Alberto Acuto’s industry placement at IQBlade
A key feature of the LIV.DAT CDT is the industry placement during which the student is placed in a data-intensive company for a 6 month period to apply skills obtained during their big data training within an industrial setting. LJMU-based LIV.DAT student Alberto Acuto has recently completed his placement at IQBlade, a company based at Liverpool Science Park, where he worked on the development of tech company classification algorithms.
The company IQBlade, which was founded in 2016, has a team of data scientists and tech channel experts who work together as part of their process to help companies who want to find new partners, clients and network growth from a data-driven perspective in a self-contained platform. To remark the success in their approach, they have been acquired by multinational tech company Tech-Data in 2019.
The strength of this platform is the size and quality of the data available in the database with UK-based companies which is now expanding to include European based companies. The platform provides many insights into, for example, economics values, size, social media accounts and yearly growth. The rate at which this database is growing, as well as the continued need of improving search results for clients, has highlighted a number of technical challenges in the big data realm. An example is the establishment of industrial classification of companies within the database.
Liverpool Science Park. (Copyright: Liverpool Knowledge Quarter)

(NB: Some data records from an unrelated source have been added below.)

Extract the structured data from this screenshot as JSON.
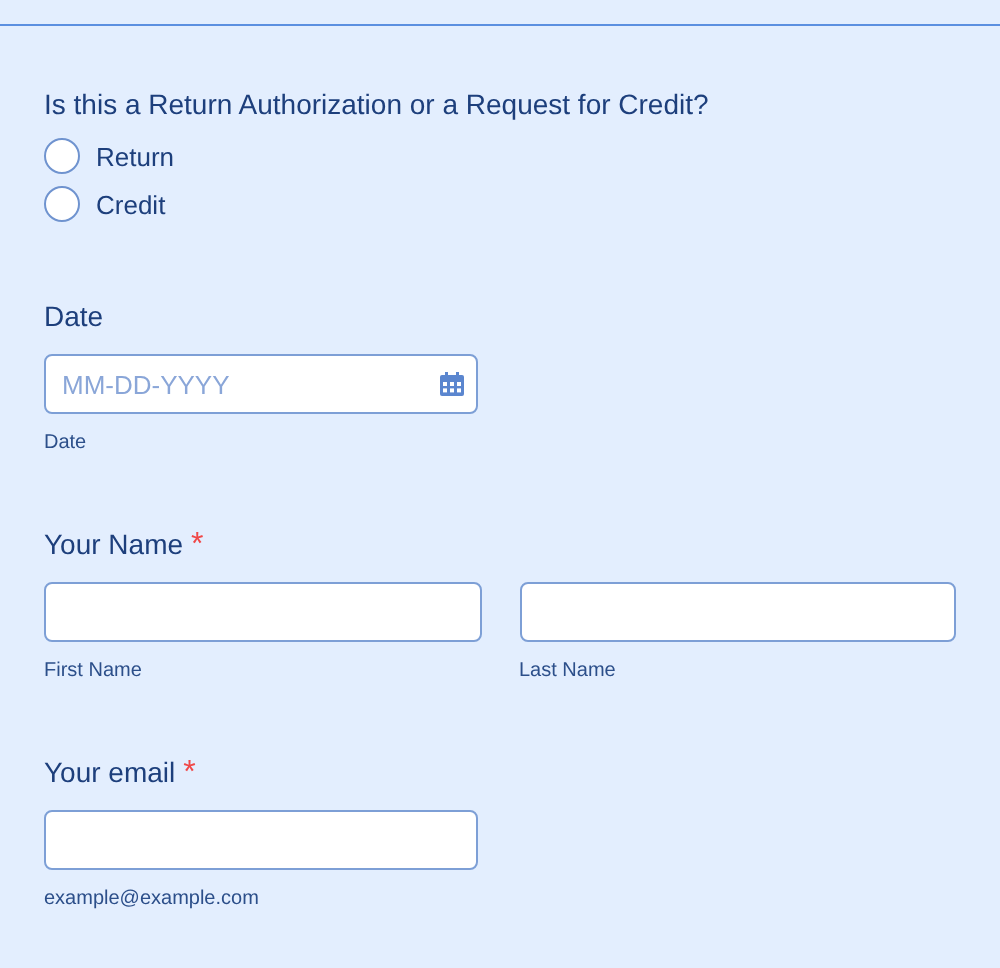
{
  "question": {
    "label": "Is this a Return Authorization or a Request for Credit?",
    "options": [
      {
        "label": "Return",
        "selected": false
      },
      {
        "label": "Credit",
        "selected": false
      }
    ]
  },
  "date": {
    "label": "Date",
    "placeholder": "MM-DD-YYYY",
    "sublabel": "Date"
  },
  "name": {
    "label": "Your Name",
    "required_mark": "*",
    "fields": [
      {
        "sublabel": "First Name"
      },
      {
        "sublabel": "Last Name"
      }
    ]
  },
  "email": {
    "label": "Your email",
    "required_mark": "*",
    "sublabel": "example@example.com"
  }
}
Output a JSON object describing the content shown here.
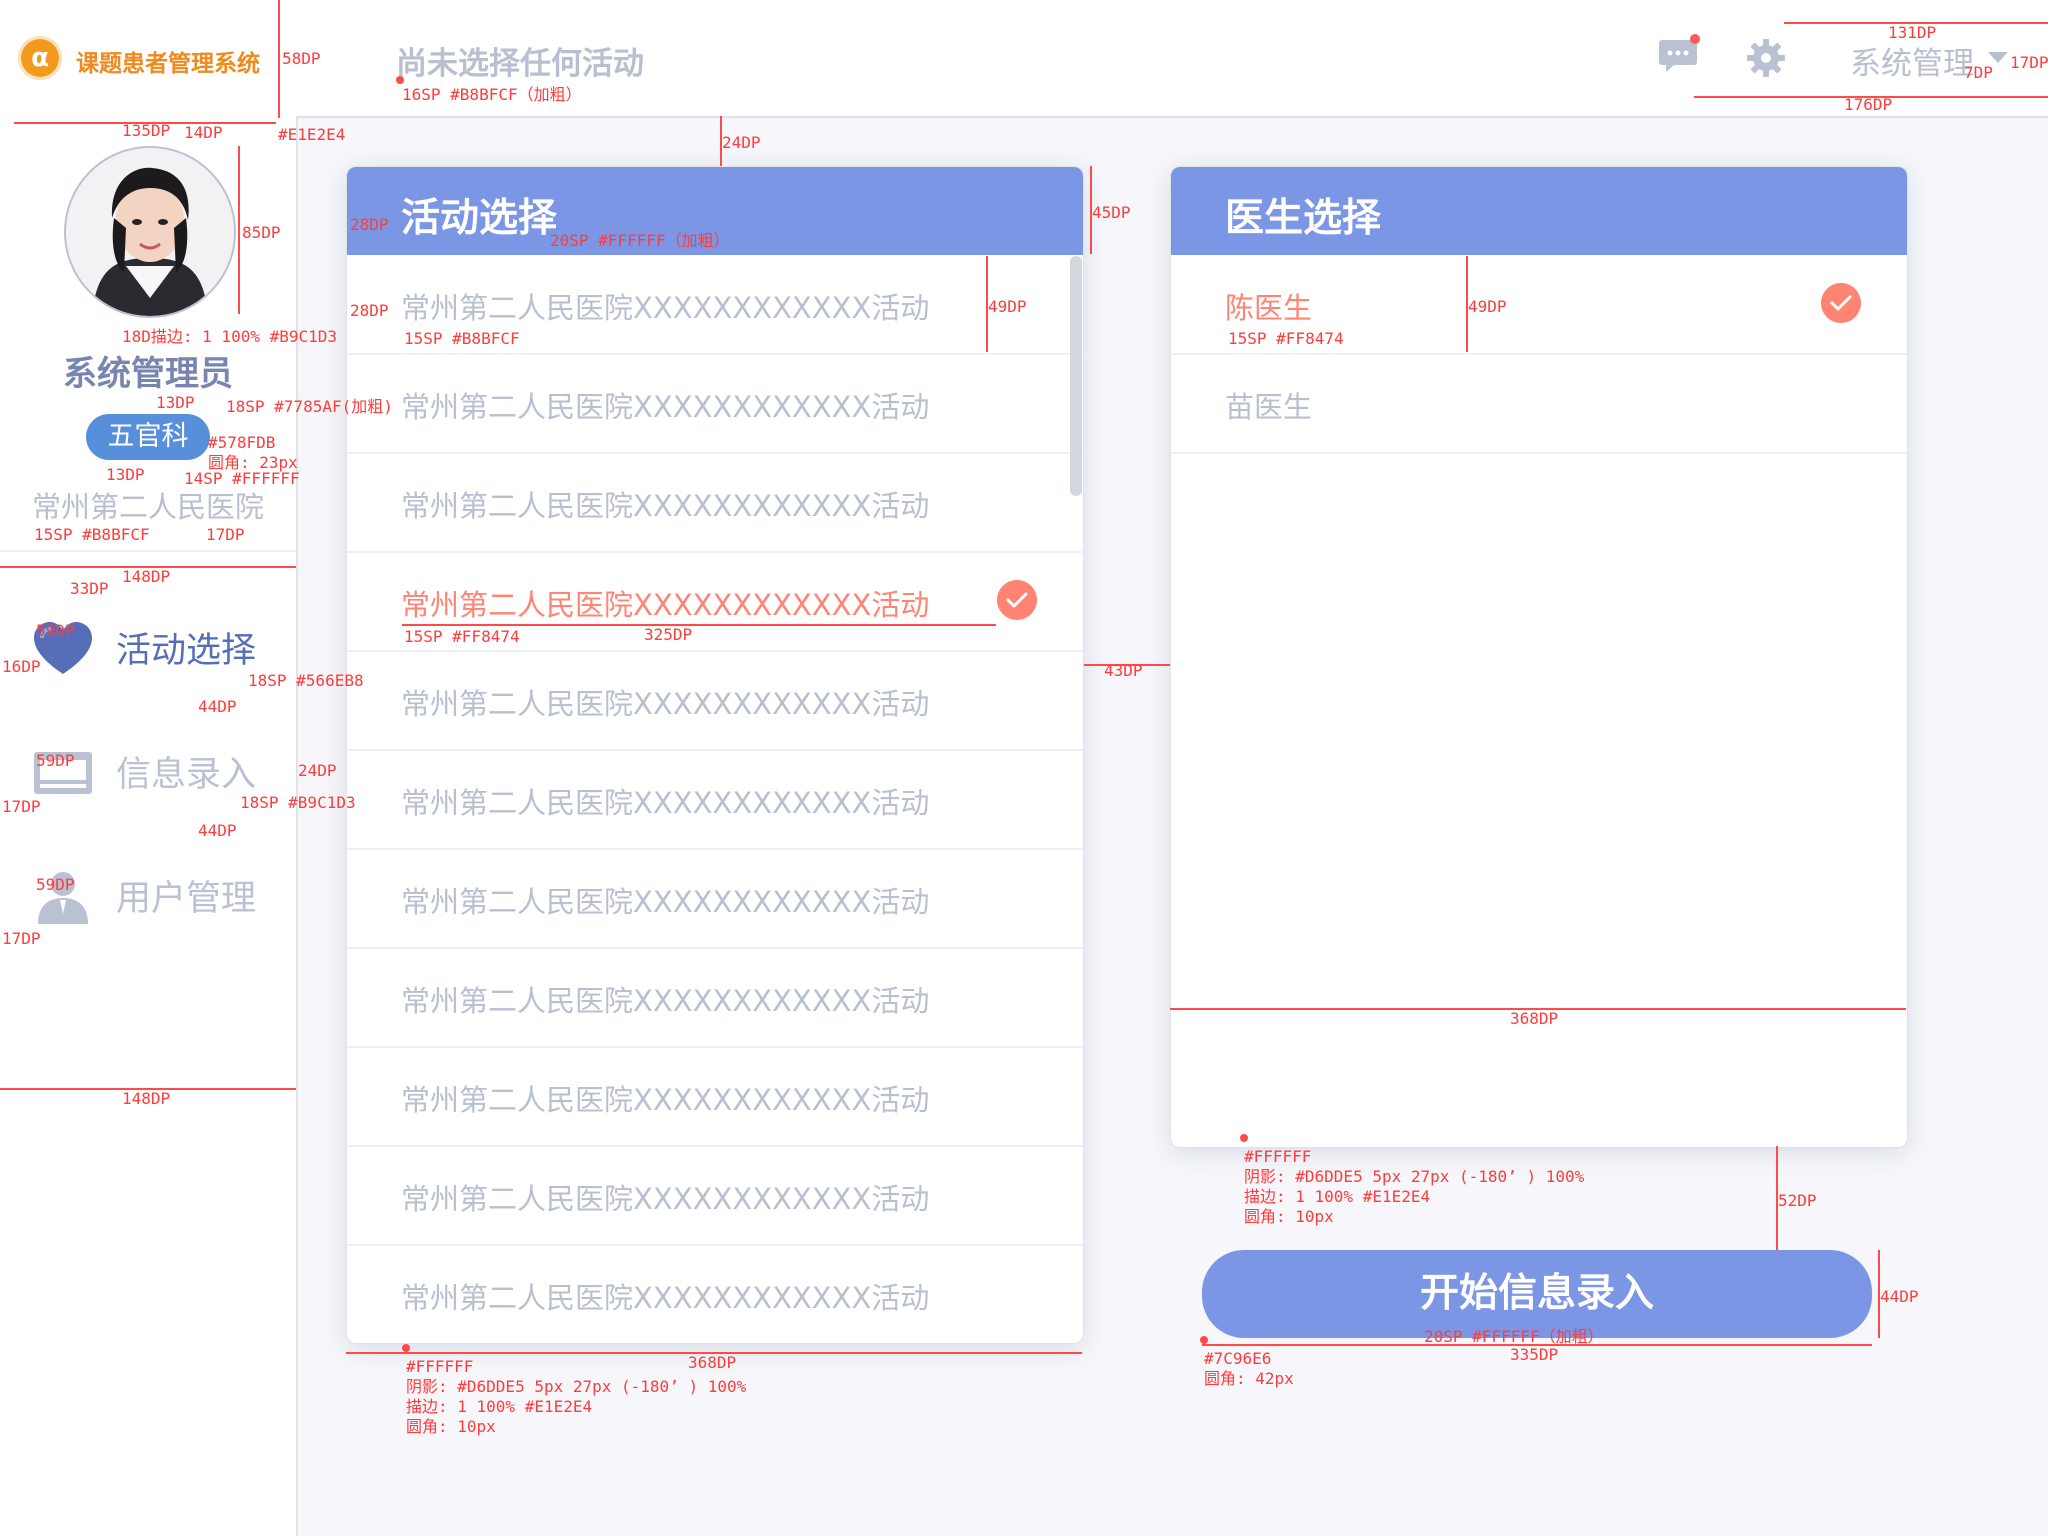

The project that Alberto worked on was focussed on building a classification algorithm based on the descriptive features obtained from text to classify similar types of companies. The basis for this project was established when the need increased to classify a growing number, which currently stands at over four hundred thousand, of ‘not-yet-classified’ listed companies in a smarter and quicker fashion. The idea behind the project was to use data available on the database to create models to make predictions on the unlabelled data.
The project can be briefly explained as follows:
- Build calibrated models on already labelled companies using the text provided by company introduction and text from websites.
- Analyse the unknown labelled company information such as name, URL, general industrial classification and the text and score the results.
- Process the result in a decision matrix procedure to obtain a classification label for the company.
The classification of the companies is a fundamental, but at the same time complex, task. The information gathered might not always be complete. For instance, companies labelled as ISV (Independent Software Vendors) often have the same key features as vendors or resellers, so text-based features can only provide a generic identification as part of the classification. In fact a further step that can be taken to provide a more specific classification is to include economics metrics in the labelling and feed it into the decision matrix.
Alberto said about his placement: “The task was challenging for several reasons, first of all coming from a different background and the lack of basic knowledge was something that I had to deal with at the beginning. Luckily the team helped me out a lot in getting to the right pace to proceed in the work. That was the first hands-on experience in text mining (Natural language processing) and database queries and handling so I was really curious to experiment with those new tools. It was really interesting to see and apply what I have learnt in the last few years and to finally make the most out of that knowledge. The last six months have been challenging and interesting and I grew up a lot in many different aspects.”